Posted: Feb 20, 2009 at 1034 hrs IST

Lahore Even though Pakistan has categorically denied the use of its airbases for carrying out attacks on tribal areas, Islamabad, the US, and other NATO member countries have had an “unwritten agreement” for the past three to five years to allow the CIA to fly unmanned drones out of airstrips located in the Pak-Afghan region.

“In the past week, speculation has mounted over the extent to which Pakistan was aware of such flights, amid evidence that at least some of the drones were being launched from airstrips in remote Pakistani regions,” a senior NATO military official told CBS News.

On Tuesday, ‘The Times’, London, had claimed the CIA had been using the Shamsi airfield in Balochistan to launch the Predator drones that attack al Qaeda and Taliban targets in Pakistan for at least a year.

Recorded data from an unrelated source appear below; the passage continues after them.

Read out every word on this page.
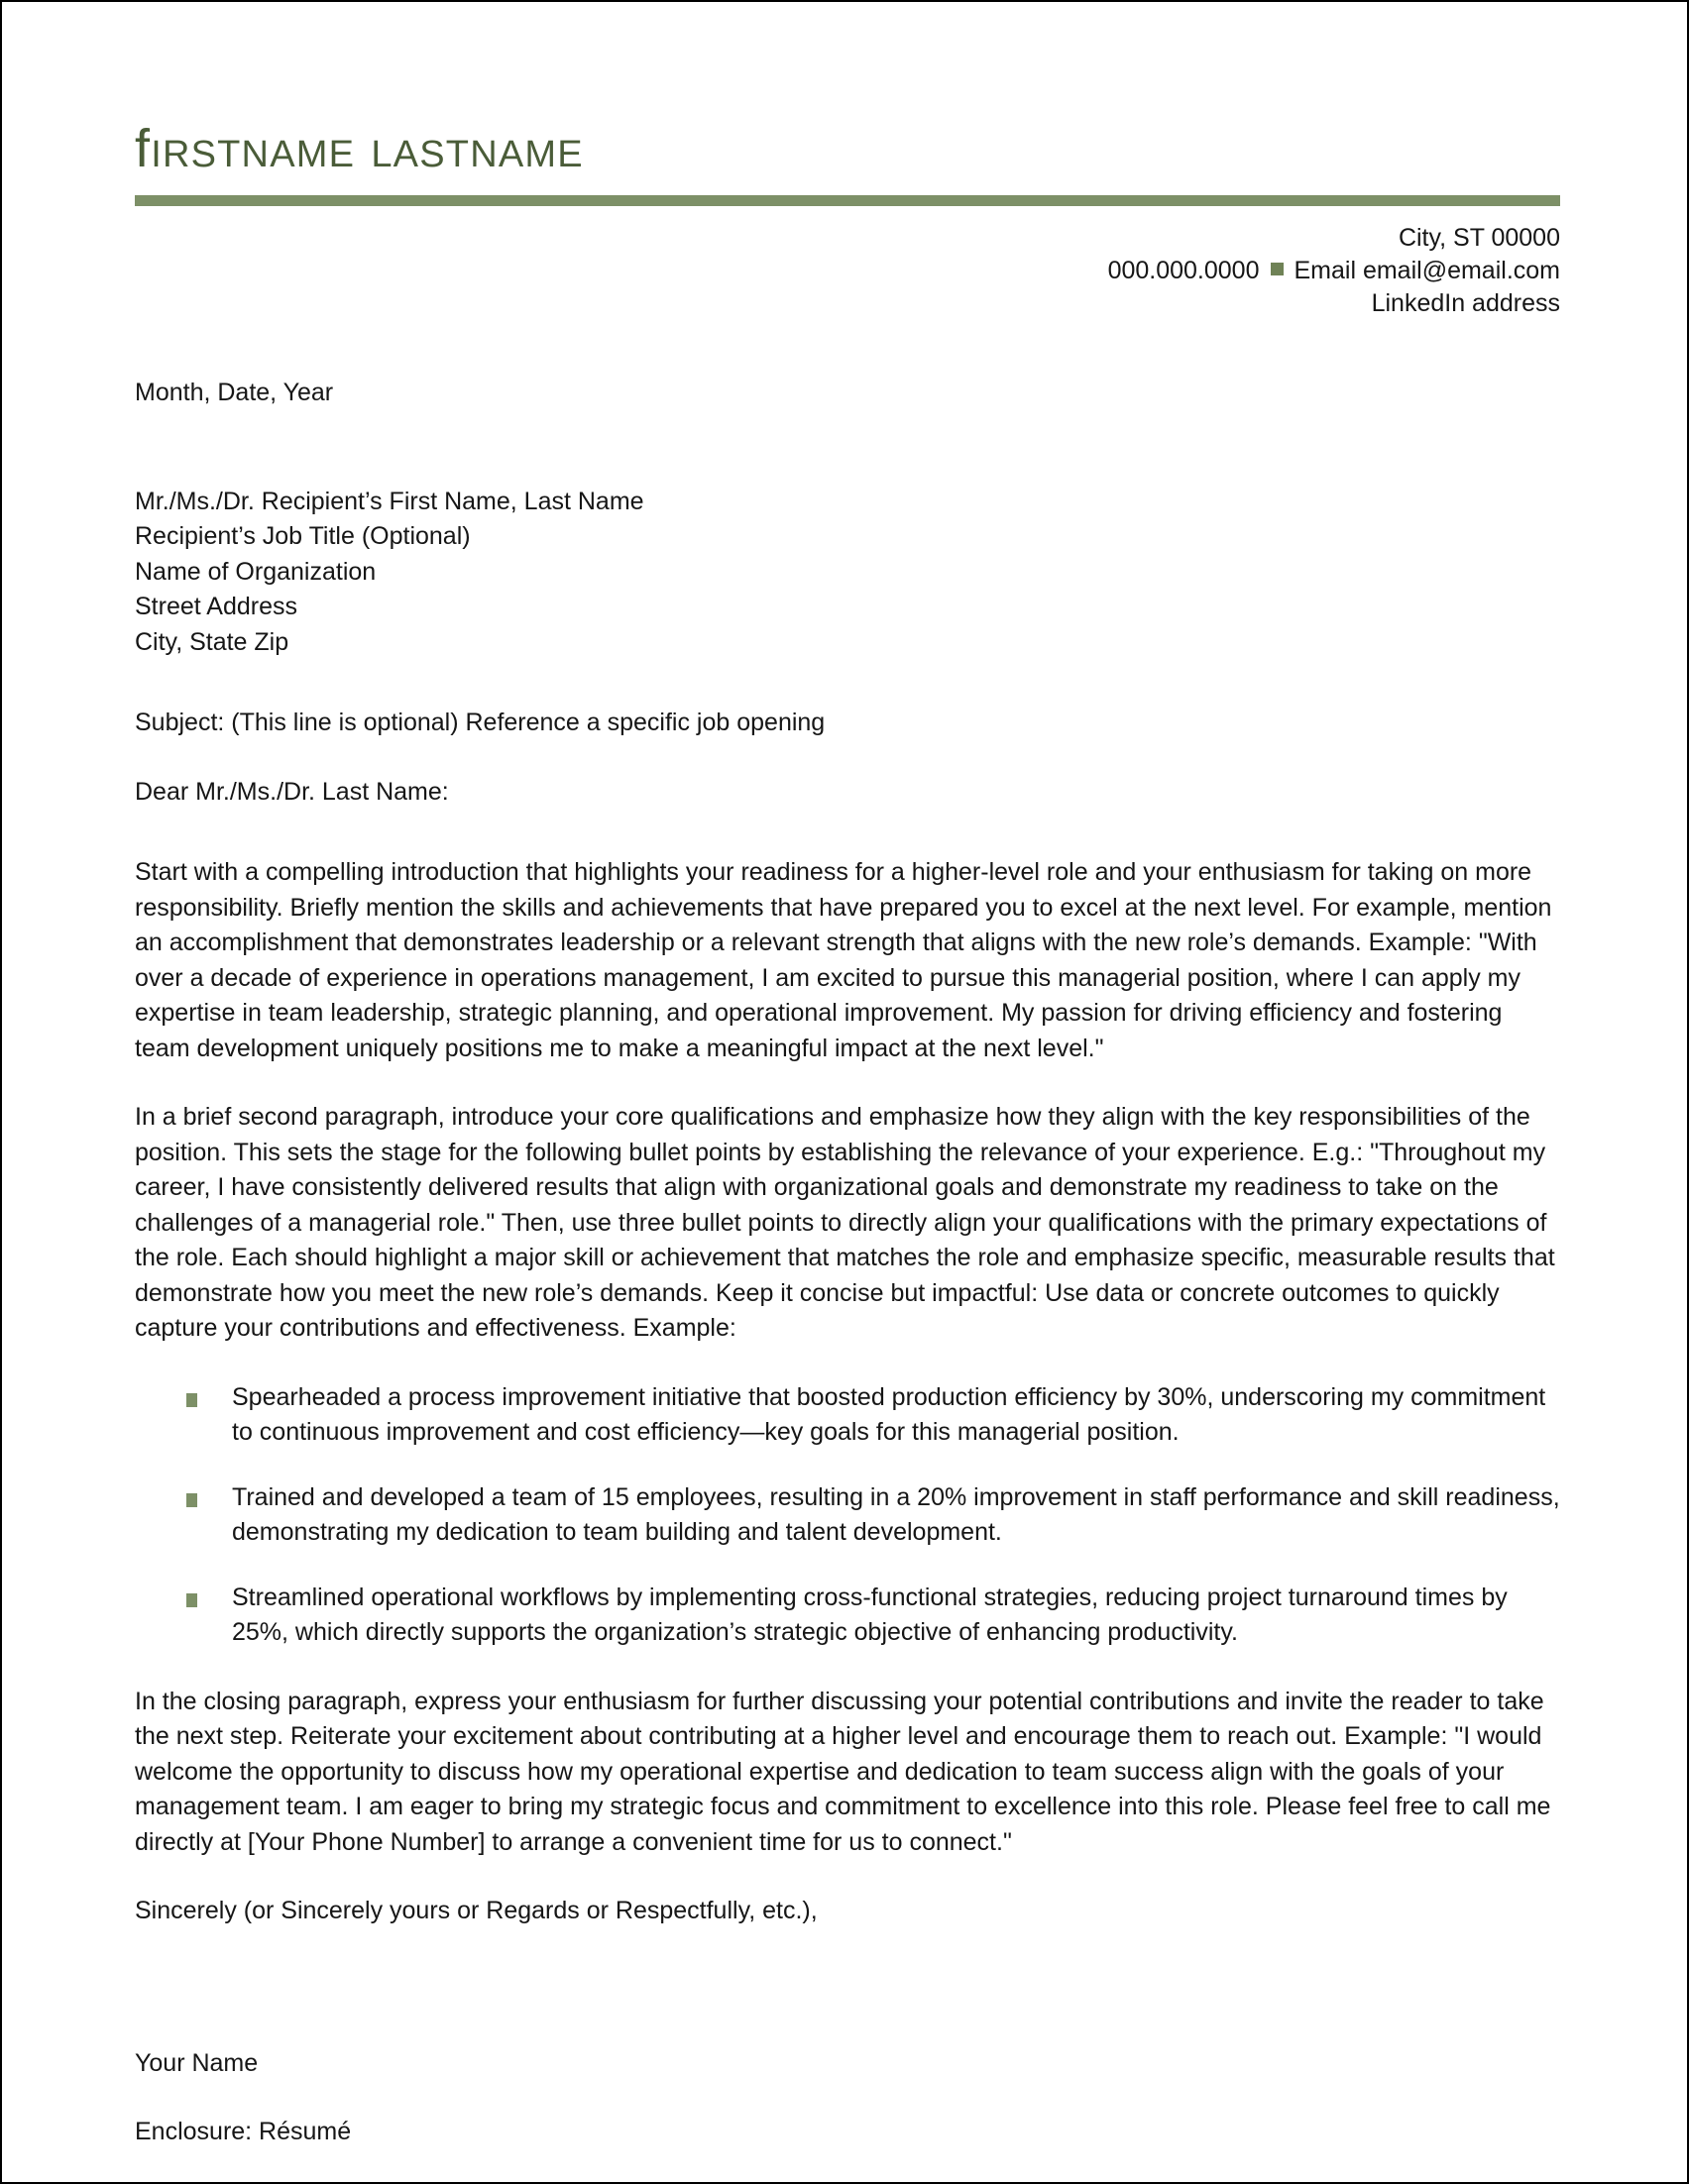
firstname lastname
City, ST 00000
000.000.0000 Email email@email.com
LinkedIn address
Month, Date, Year
Mr./Ms./Dr. Recipient’s First Name, Last Name
Recipient’s Job Title (Optional)
Name of Organization
Street Address
City, State Zip
Subject: (This line is optional) Reference a specific job opening
Dear Mr./Ms./Dr. Last Name:

Start with a compelling introduction that highlights your readiness for a higher-level role and your enthusiasm for taking on more responsibility. Briefly mention the skills and achievements that have prepared you to excel at the next level. For example, mention an accomplishment that demonstrates leadership or a relevant strength that aligns with the new role’s demands. Example: "With over a decade of experience in operations management, I am excited to pursue this managerial position, where I can apply my expertise in team leadership, strategic planning, and operational improvement. My passion for driving efficiency and fostering team development uniquely positions me to make a meaningful impact at the next level."

In a brief second paragraph, introduce your core qualifications and emphasize how they align with the key responsibilities of the position. This sets the stage for the following bullet points by establishing the relevance of your experience. E.g.: "Throughout my career, I have consistently delivered results that align with organizational goals and demonstrate my readiness to take on the challenges of a managerial role." Then, use three bullet points to directly align your qualifications with the primary expectations of the role. Each should highlight a major skill or achievement that matches the role and emphasize specific, measurable results that demonstrate how you meet the new role’s demands. Keep it concise but impactful: Use data or concrete outcomes to quickly capture your contributions and effectiveness. Example:

Spearheaded a process improvement initiative that boosted production efficiency by 30%, underscoring my commitment to continuous improvement and cost efficiency—key goals for this managerial position.
Trained and developed a team of 15 employees, resulting in a 20% improvement in staff performance and skill readiness, demonstrating my dedication to team building and talent development.
Streamlined operational workflows by implementing cross-functional strategies, reducing project turnaround times by 25%, which directly supports the organization’s strategic objective of enhancing productivity.

In the closing paragraph, express your enthusiasm for further discussing your potential contributions and invite the reader to take the next step. Reiterate your excitement about contributing at a higher level and encourage them to reach out. Example: "I would welcome the opportunity to discuss how my operational expertise and dedication to team success align with the goals of your management team. I am eager to bring my strategic focus and commitment to excellence into this role. Please feel free to call me directly at [Your Phone Number] to arrange a convenient time for us to connect."

Sincerely (or Sincerely yours or Regards or Respectfully, etc.),
Your Name
Enclosure: Résumé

Another newspaper printed what it called were images of the site showing three predator drones parked on a runway. But the NATO official told CBS news “there is no single site you can name”.

“We are looking at different locations both in Pakistan and Afghanistan. If the Shamsi base has been found to be a home for the drones, that is not the only location,” said the official.

“The locations keep on changing in both countries (Pakistan and Afghanistan). But yes, there are drones flying from locations in both these countries,” a NATO country diplomat stationed in Islamabad said.

According to a ‘Wall Street Journal’ report, Pakistan’s intelligence and military are secretly supporting the US-led unmanned predator attacks on militant hideouts in the tribal regions.

Islamabad has been regularly opposing the attacks saying they are proving “counter-productive” in the ‘War on Terror’, but Pakistani military and intelligence officials see the strikes as a success. “The Predator strikes are more and more precise,” a Pakistani official said.

There have been 30 missile attacks by the Central Intelligence Agency (CIA) since August 2008, and security forces have claimed to have sanitized more than 50 suspected militants in the last two attacks which targeted the Federally Administered Tribal Areas (FATA), and North West Frontier Province (NWFP).